SEC. 9. Offsetting the cost of the strategic Bitcoin reserve.

(a) Discretionary surplus funds of federal reserve banks.—Section 7(a)(3)(A) of the Federal Reserve Act (12 U.S.C. 289(a)(3)(A)) is amended by striking “$6,825,000,000”and inserting “$2,400,000,000”.

(b) Use of remittances to treasury.—

(1) IN GENERAL.—Notwithstanding the second subsection (b) of section 7 of the Federal Reserve Act (12 U.S.C. 290), for fiscal years 2025 through 2029, if the Federal reserve banks remit net earnings to the general fund of the Treasury during that period, the first $6,000,000,000 of these remittances (before repayment of any deferred asset) in a fiscal year shall be utilized by the Secretary for the implementation of the Bitcoin Purchase Program, pursuant to the purposes set forth under section 5.

(2) EXCEPTION.—Paragraph (1) shall not apply if the Federal Reserve banks do not remit net earnings in any given fiscal year during the period of fiscal years 2025 through 2029.

(c) Federal reserve system gold certificates.—Not later than 180 days after the date of enactment of this Act, the Federal reserve banks shall tender all outstanding gold certificates in their custody to the Secretary. Not later than 90 days after the tender of the last such certificate, the Secretary shall issue new gold certificates to the Federal reserve banks that reflect the fair market value price of the gold held against such certificates by the Treasury, as of the date specified by the Secretary on each new gold certificate. Upon issue by the Secretary, each Federal reserve bank that receives a new gold certificate shall remit the difference in cash value between the old and new gold certificates to the Secretary for deposit in the general fund within 90 days.
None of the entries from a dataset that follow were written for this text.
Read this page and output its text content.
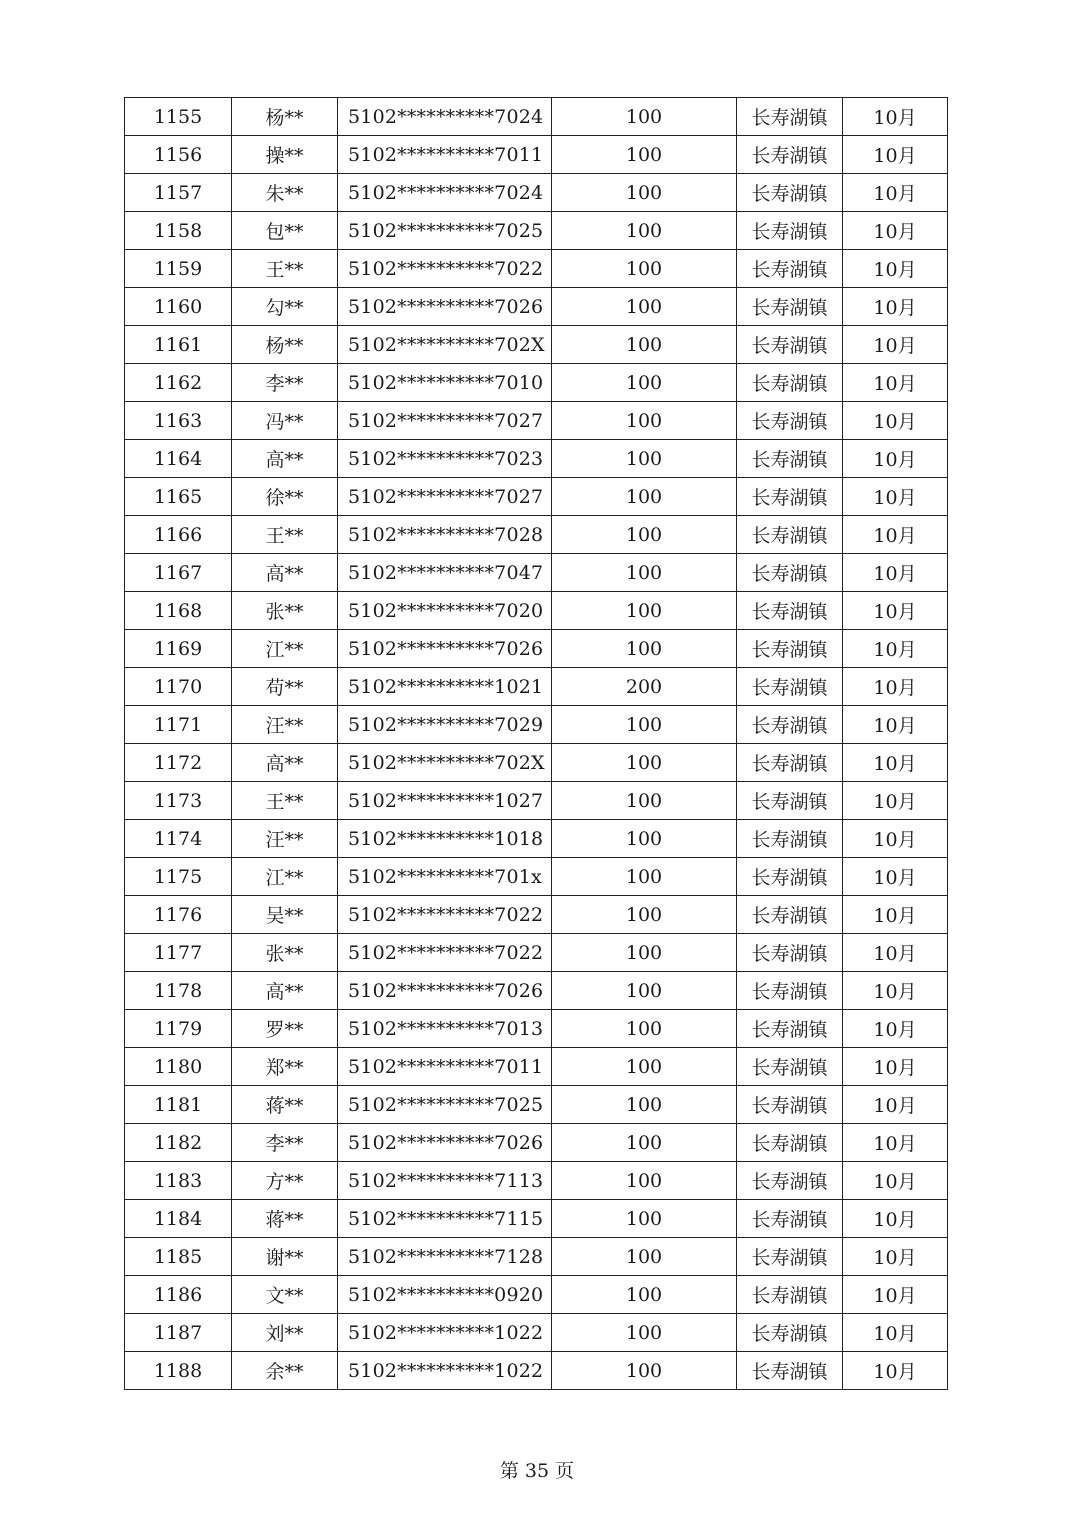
1155	杨**	5102**********7024	100	长寿湖镇	10月
1156	操**	5102**********7011	100	长寿湖镇	10月
1157	朱**	5102**********7024	100	长寿湖镇	10月
1158	包**	5102**********7025	100	长寿湖镇	10月
1159	王**	5102**********7022	100	长寿湖镇	10月
1160	勾**	5102**********7026	100	长寿湖镇	10月
1161	杨**	5102**********702X	100	长寿湖镇	10月
1162	李**	5102**********7010	100	长寿湖镇	10月
1163	冯**	5102**********7027	100	长寿湖镇	10月
1164	高**	5102**********7023	100	长寿湖镇	10月
1165	徐**	5102**********7027	100	长寿湖镇	10月
1166	王**	5102**********7028	100	长寿湖镇	10月
1167	高**	5102**********7047	100	长寿湖镇	10月
1168	张**	5102**********7020	100	长寿湖镇	10月
1169	江**	5102**********7026	100	长寿湖镇	10月
1170	苟**	5102**********1021	200	长寿湖镇	10月
1171	汪**	5102**********7029	100	长寿湖镇	10月
1172	高**	5102**********702X	100	长寿湖镇	10月
1173	王**	5102**********1027	100	长寿湖镇	10月
1174	汪**	5102**********1018	100	长寿湖镇	10月
1175	江**	5102**********701x	100	长寿湖镇	10月
1176	吴**	5102**********7022	100	长寿湖镇	10月
1177	张**	5102**********7022	100	长寿湖镇	10月
1178	高**	5102**********7026	100	长寿湖镇	10月
1179	罗**	5102**********7013	100	长寿湖镇	10月
1180	郑**	5102**********7011	100	长寿湖镇	10月
1181	蒋**	5102**********7025	100	长寿湖镇	10月
1182	李**	5102**********7026	100	长寿湖镇	10月
1183	方**	5102**********7113	100	长寿湖镇	10月
1184	蒋**	5102**********7115	100	长寿湖镇	10月
1185	谢**	5102**********7128	100	长寿湖镇	10月
1186	文**	5102**********0920	100	长寿湖镇	10月
1187	刘**	5102**********1022	100	长寿湖镇	10月
1188	余**	5102**********1022	100	长寿湖镇	10月
第 35 页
(d) Conforming amendment.—Section 5117(b) of title 31, United States Code, is amended by striking “(for the purpose of issuing those certificates, of 42 and two-ninths dollars a fine troy ounce)”.

SEC. 10. Protection of Private Property Rights.

(a) Rules of construction.—Nothing in this Act shall be construed to—

(1) authorize the Federal Government to seize, confiscate, or otherwise impair any property right in the lawfully acquired Bitcoin holdings of any person; or

(2) infringe upon the rights of individuals, businesses, or organizations to purchase, hold, transfer, or dispose of Bitcoin in accordance with the law.

(b) Affirmation of rights.—This Act affirms and protects the rights of persons to maintain full lawful control over the Bitcoin and other digital assets of those individuals, recognizing that the ability to maintain self-custody of private keys is fundamental to the principles of financial sovereignty, privacy, and personal liberty in the digital age.